Nobody Shuffles: ‘The Walking Dead’ Spinoff Is Coming to Los Angeles, Lock Up Your Soon-to-Be Undead CelebritiesKevin Mazur/WireImage
Have you heard about The Walking Dead spinoff? Of course you have, The Walking Dead is merely the biggest show on TV, and we all watch it, and we all love it so much we hang around after it’s over to see whoever was bitten to death in that week’s episode sit on a couch inside of our televisions, typically in the company of famous people who have not lost a lucrative job that night, to talk about their still-weeping bite marks, both physical and emotional. The existence of The Walking Dead spinoff — technically just a soon-to-be-shot pilot named Cobalt at this stage, though there is a roughly 100 percent chance it will be ordered to series — recognizes the terrifying insatiability of our appetite for The Walking Dead–related programming, and promises to explore some other zombie-overrun location besides our beloved greater Atlanta area.
And now we know the identity of that location. Cue the biter marching band chained to the back of a very slow-moving tractor, please:
Perhaps we’re biased because we live in L.A., but this is the best possible setting AMC could have chosen. You could perhaps argue — incorrectly, but we’d kill a medium-size horde of walkers with a rotting mandible to protect your right to be so incredibly wrong — that they could go to New York (I Am Legend already weakly sarged it out), or to Washington, D.C. (assuming the flagship show’s survivors never complete their already fraught journey there), or even to Chicago, because of an obscure legislative provision rammed through by Big Improv that a suspiciously large number of television shows must be set there.
Los Angeles, however, is the correct choice.1 A Walking Dead companion series is uniquely positioned to take full advantage of the city’s trademark postapocalyptic feel, the forbidding, provincial disconnectedness of its many beautiful neighborhoods, and its perpetually abandoned sidewalks — nobody shuffles anywhere, the old saw holds.
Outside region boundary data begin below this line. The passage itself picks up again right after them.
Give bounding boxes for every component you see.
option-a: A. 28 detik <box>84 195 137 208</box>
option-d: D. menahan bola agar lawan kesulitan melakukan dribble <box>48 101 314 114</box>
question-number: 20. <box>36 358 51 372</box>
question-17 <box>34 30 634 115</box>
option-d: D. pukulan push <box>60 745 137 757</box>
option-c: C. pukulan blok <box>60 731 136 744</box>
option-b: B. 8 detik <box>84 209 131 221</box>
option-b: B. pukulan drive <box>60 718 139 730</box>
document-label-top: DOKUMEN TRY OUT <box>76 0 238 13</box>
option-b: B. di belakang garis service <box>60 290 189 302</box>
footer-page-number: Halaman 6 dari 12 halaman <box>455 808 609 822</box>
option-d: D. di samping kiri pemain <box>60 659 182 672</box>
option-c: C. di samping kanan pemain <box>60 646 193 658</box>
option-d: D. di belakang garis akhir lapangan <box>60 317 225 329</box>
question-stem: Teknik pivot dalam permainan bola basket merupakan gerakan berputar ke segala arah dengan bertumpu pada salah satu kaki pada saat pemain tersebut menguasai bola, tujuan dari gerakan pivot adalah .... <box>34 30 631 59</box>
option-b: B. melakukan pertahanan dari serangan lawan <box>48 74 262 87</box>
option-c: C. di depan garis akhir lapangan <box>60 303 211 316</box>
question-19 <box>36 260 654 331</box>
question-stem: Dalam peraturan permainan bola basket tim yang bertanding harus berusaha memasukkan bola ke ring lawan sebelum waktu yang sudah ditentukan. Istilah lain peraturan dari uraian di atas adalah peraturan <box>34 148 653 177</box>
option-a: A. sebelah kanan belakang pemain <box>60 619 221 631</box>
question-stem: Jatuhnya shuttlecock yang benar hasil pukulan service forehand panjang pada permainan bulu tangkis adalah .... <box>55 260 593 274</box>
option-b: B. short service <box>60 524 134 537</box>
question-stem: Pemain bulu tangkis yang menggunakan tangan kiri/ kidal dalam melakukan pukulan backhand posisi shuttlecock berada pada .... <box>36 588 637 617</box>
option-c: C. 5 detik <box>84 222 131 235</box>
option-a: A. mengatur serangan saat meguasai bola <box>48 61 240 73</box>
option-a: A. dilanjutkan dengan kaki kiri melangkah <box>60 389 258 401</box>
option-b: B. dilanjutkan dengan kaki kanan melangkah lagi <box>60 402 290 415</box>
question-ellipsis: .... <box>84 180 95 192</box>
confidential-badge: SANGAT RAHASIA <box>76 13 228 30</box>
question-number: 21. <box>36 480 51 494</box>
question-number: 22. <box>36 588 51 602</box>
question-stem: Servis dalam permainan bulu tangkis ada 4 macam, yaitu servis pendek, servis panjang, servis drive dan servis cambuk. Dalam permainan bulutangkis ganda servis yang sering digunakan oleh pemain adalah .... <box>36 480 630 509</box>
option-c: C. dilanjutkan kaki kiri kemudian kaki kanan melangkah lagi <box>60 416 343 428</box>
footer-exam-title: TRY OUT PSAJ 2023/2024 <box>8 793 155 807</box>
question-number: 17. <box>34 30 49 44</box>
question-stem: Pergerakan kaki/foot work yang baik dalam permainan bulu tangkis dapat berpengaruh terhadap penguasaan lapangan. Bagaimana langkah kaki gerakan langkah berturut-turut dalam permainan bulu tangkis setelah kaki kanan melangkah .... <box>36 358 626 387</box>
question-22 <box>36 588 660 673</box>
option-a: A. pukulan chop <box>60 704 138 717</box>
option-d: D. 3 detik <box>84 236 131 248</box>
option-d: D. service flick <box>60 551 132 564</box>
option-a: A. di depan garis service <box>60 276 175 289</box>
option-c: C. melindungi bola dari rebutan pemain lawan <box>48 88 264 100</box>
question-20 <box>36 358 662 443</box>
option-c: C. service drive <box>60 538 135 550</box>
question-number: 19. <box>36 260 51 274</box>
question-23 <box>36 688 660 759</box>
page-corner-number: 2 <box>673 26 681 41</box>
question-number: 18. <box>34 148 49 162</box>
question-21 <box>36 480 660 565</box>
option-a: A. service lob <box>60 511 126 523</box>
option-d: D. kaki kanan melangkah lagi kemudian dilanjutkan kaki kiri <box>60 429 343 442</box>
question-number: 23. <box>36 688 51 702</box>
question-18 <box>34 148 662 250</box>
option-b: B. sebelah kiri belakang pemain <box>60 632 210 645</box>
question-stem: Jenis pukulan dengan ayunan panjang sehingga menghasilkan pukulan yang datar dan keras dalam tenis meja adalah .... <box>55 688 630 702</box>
And could there be a better temporary bulwark against the collapse of society than the walls of a studio lot? No, there could not. Even though there’s no indication in the early intel that the show will have a particular Hollywood bent — there’s a lot of stuff about teachers and guidance counselors and drug-dealing high school kids, boring, unless you’re talking Harvard-Westlake — there’s only so long it could go before a lack of celebrity cameos beggared belief, given the city’s demographic makeup.2
Throw away any petty logistical or scheduling concerns and let yourself imagine the undead boldfaced names for a moment:
• Leonardo DiCaprio, emerging from a stretch Prius at the debut of his latest Scorsese project, trailing a shackled line of armless, de-jawed supermodel zombies, Michonne-style.
• Elder statesman George Clooney, initially misjudging the viral end times consuming the world, delivering an impassioned speech for zombie tolerance in which he recounts the unfortunate machete-delivered deaths of pals Matt Damon and Richard Kind by a hair-triggered Brad Pitt at a home poker game.
• The unflappable Jennifer Lawrence delightfully riffing her way through an Entertainment Tonight interview, all like, “Whatever, there are probably some zoms on this red carpet, I’m not gonna worry about it, you know? My life is great!” before an infected publicist sinks her teeth into an exposed, shrugging shoulder.
• Jared Leto, too distracted to notice his hairdresser has been turned, is yanked out of the stylist’s chair by his own ombré locks and eaten by the entire salon’s clientele.
• The entire Kardashian clan, running out of food as they bunker down in their Calabasas stronghold to wait out the plague, make the tough but strategically essential decision to devour Kim’s ass once they realize it’s far more valuable as a series of meals instead of a meal ticket. (Rob, handcuffed to a moldering StairMaster beside an unopened crate of designer socks in the basement just in case, misses out on the carving ceremony.)
• A snarling pack of agents greedily draping themselves in the freshly harvested intestines of the still-red-hot Channing Tatum. (It turns out the agents are not zombies.)
• Bill Murray, because Hollywood loves nothing better than a pre-proven idea.
We’ll stop there, because we could do this forever. (In fact, a large part of our day is already consumed by daydreams of such scenarios while stuck in traffic, so it’s nice to have this outlet.) Before too long, The Walking Dead: Cobalt: Los Angeles will be an actual thing we can watch. We hope they let Leo have a samurai sword. He’d be super into that.